How is Denmark's economy handling inflation and rate rises?

The council, led by four university economics professors commonly referred to as “the wise men” or vismænd in Denmark, gave a much rosier picture of Denmark’s economy in its spring report, published on Tuesday, than it did in its autumn report last year. 

“We, like many others, are surprised by how employment continues to rise despite inflation and higher interest rates,” the chair or ‘chief wise man’,  Carl-Johan Dalgaard, said in a press release.

“A significant drop in energy prices and a very positive development in exports mean that things have gone better than feared, and as it looks now, the slowdown will therefore be more subdued than we estimated in the autumn.”

In the English summary of its report, the council noted that in the autumn, market expectations were that energy prices would remain at a high level, with “a real concern for energy supply shortages in the winter of 2022/23”.

That the slowdown has been more subdued, it continued was largely due to a significant drop in energy prices compared to the levels seen in late summer 2022, and compared to the market expectations for 2023.  

The council now expects Denmark’s GDP growth to slow to 1 percent in 2023 rather than for the economy to shrink by 0.2 percent, as it predicted in the autumn. 

In 2024, it expects the growth rate to remain the same as in 2003, with another year of 1 percent GDP growth. In its autumn report it expected weaker growth of 0.6 percent in 2024.

What is the outlook for employment? 

In the autumn, the expert group estimated that employment in Denmark would decrease by 100,000 people towards the end of the 2023, with employment in 2024  about 1 percent below the estimated structural level. 

Now, instead, it expects employment will fall by just 50,000 people by 2025.

What does the expert group’s outlook mean for interest rates and government spending? 

Denmark’s finance minister Nikolai Wammen came in for some gentle criticism, with the experts judging that “the 2023 Finance Act, which was adopted in May, should have been tighter”.  The current government’s fiscal policy, it concludes “has not contributed to countering domestic inflationary pressures”. 

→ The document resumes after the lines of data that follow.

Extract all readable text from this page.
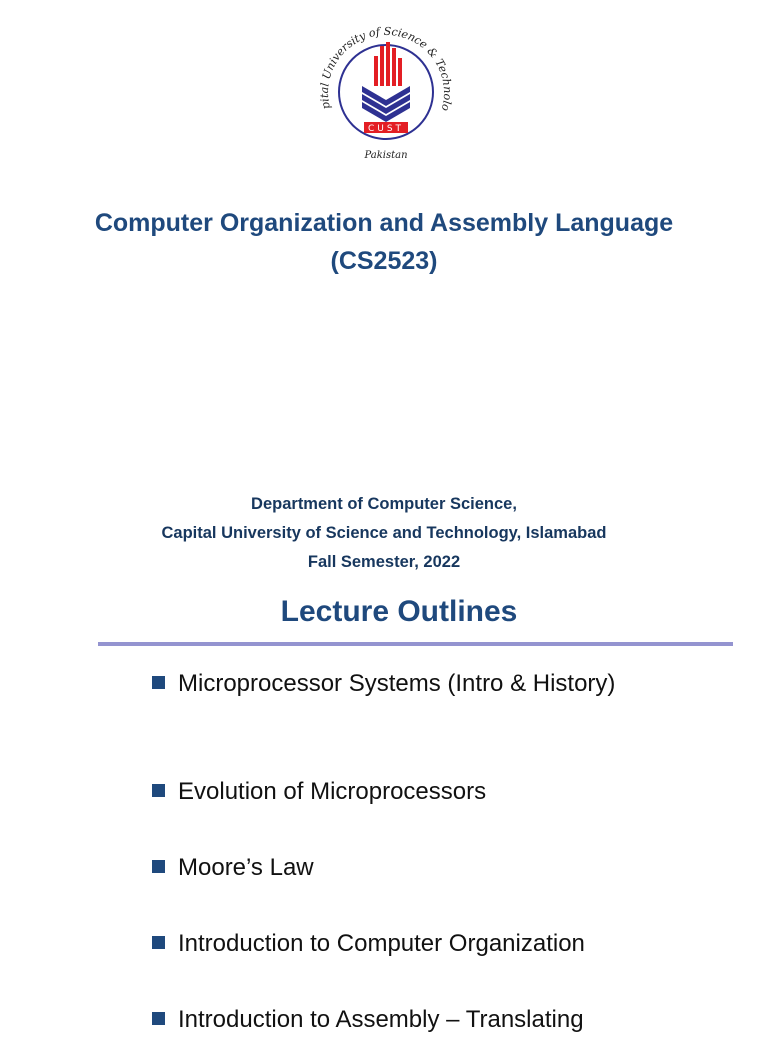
pital University of Science & Technolo
CUST
Pakistan
Computer Organization and Assembly Language
(CS2523)
Department of Computer Science,
Capital University of Science and Technology, Islamabad
Fall Semester, 2022
Lecture Outlines
Microprocessor Systems (Intro & History)
Evolution of Microprocessors
Moore’s Law
Introduction to Computer Organization
Introduction to Assembly – Translating
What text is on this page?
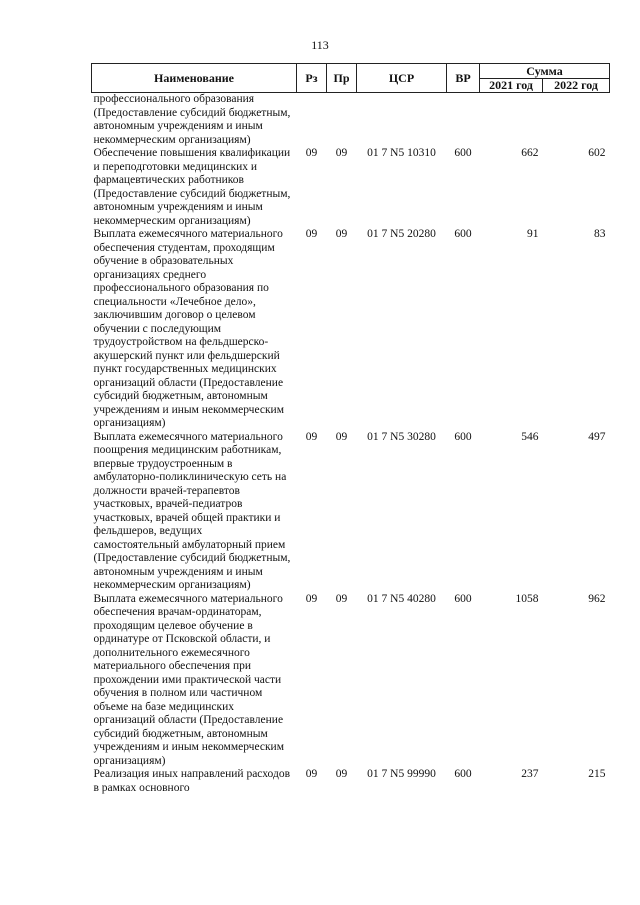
113
Наименование	Рз	Пр	ЦСР	ВР	Сумма	
					2021 год	2022 год
профессионального образования (Предоставление субсидий бюджетным, автономным учреждениям и иным некоммерческим организациям)						
Обеспечение повышения квалификации и переподготовки медицинских и фармацевтических работников (Предоставление субсидий бюджетным, автономным учреждениям и иным некоммерческим организациям)	09	09	01 7 N5 10310	600	662	602
Выплата ежемесячного материального обеспечения студентам, проходящим обучение в образовательных организациях среднего профессионального образования по специальности «Лечебное дело», заключившим договор о целевом обучении с последующим трудоустройством на фельдшерско-акушерский пункт или фельдшерский пункт государственных медицинских организаций области (Предоставление субсидий бюджетным, автономным учреждениям и иным некоммерческим организациям)	09	09	01 7 N5 20280	600	91	83
Выплата ежемесячного материального поощрения медицинским работникам, впервые трудоустроенным в амбулаторно-поликлиническую сеть на должности врачей-терапевтов участковых, врачей-педиатров участковых, врачей общей практики и фельдшеров, ведущих самостоятельный амбулаторный прием (Предоставление субсидий бюджетным, автономным учреждениям и иным некоммерческим организациям)	09	09	01 7 N5 30280	600	546	497
Выплата ежемесячного материального обеспечения врачам-ординаторам, проходящим целевое обучение в ординатуре от Псковской области, и дополнительного ежемесячного материального обеспечения при прохождении ими практической части обучения в полном или частичном объеме на базе медицинских организаций области (Предоставление субсидий бюджетным, автономным учреждениям и иным некоммерческим организациям)	09	09	01 7 N5 40280	600	1058	962
Реализация иных направлений расходов в рамках основного	09	09	01 7 N5 99990	600	237	215
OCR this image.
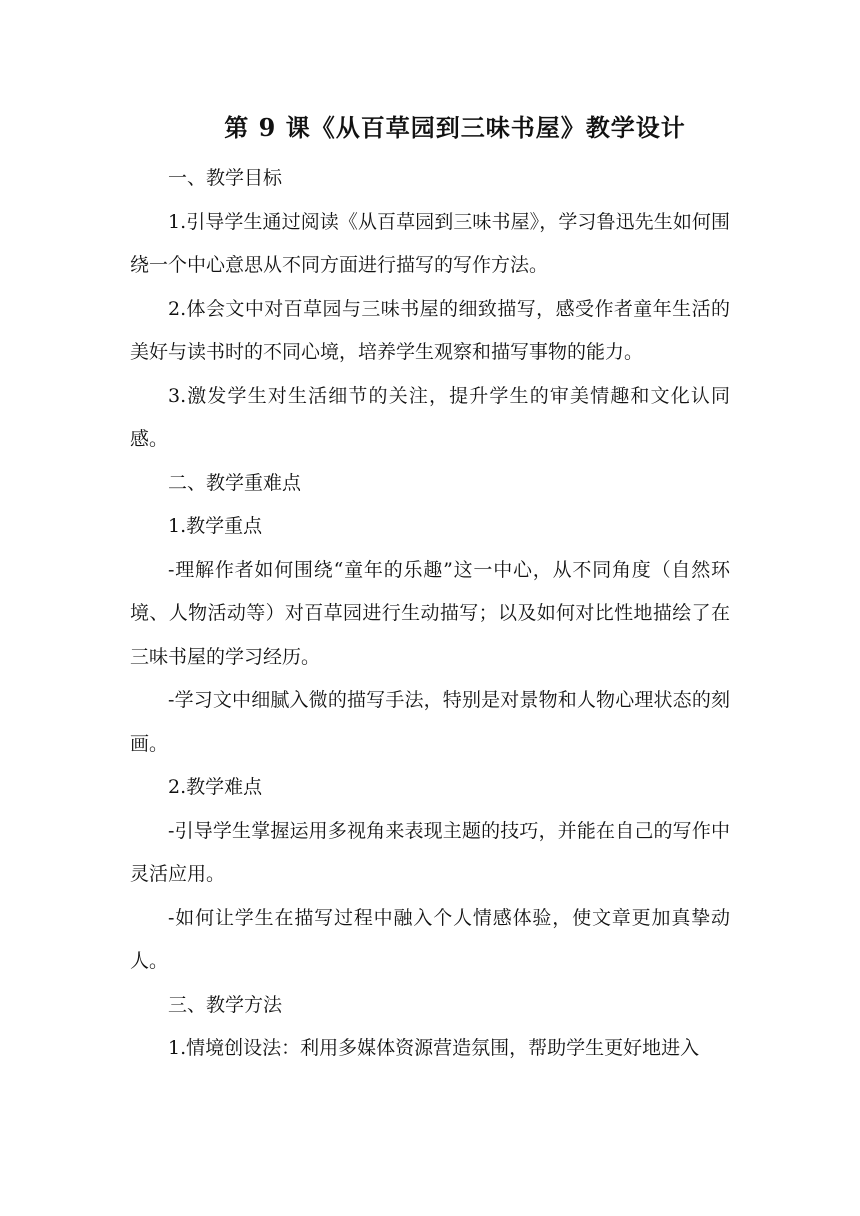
第 9 课《从百草园到三味书屋》教学设计

一、教学目标

1.引导学生通过阅读《从百草园到三味书屋》，学习鲁迅先生如何围绕一个中心意思从不同方面进行描写的写作方法。

2.体会文中对百草园与三味书屋的细致描写，感受作者童年生活的美好与读书时的不同心境，培养学生观察和描写事物的能力。

3.激发学生对生活细节的关注，提升学生的审美情趣和文化认同感。

二、教学重难点

1.教学重点

-理解作者如何围绕“童年的乐趣”这一中心，从不同角度（自然环境、人物活动等）对百草园进行生动描写；以及如何对比性地描绘了在三味书屋的学习经历。

-学习文中细腻入微的描写手法，特别是对景物和人物心理状态的刻画。

2.教学难点

-引导学生掌握运用多视角来表现主题的技巧，并能在自己的写作中灵活应用。

-如何让学生在描写过程中融入个人情感体验，使文章更加真挚动人。

三、教学方法

1.情境创设法：利用多媒体资源营造氛围，帮助学生更好地进入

The experts expect inflation to stay above 2 percent in 2023 and 2024 and not to fall below 2 percent until 2025. 

If the government decides to follow the council’s advice, the budget in 2024 will have to be at least as tight, if not tighter than that of 2023. 

“Fiscal policy in 2024 should not contribute to increasing demand pressure, rather the opposite,” they write. 

The council also questioned the evidence justifying abolishing the Great Prayer Day holiday, which Denmark’s government has claimed will permanently increase the labour supply by 8,500 full time workers. 

“The council assumes that the abolition of Great Prayer Day will have a short-term positive effect on the labour supply, while there is no evidence of a long-term effect.”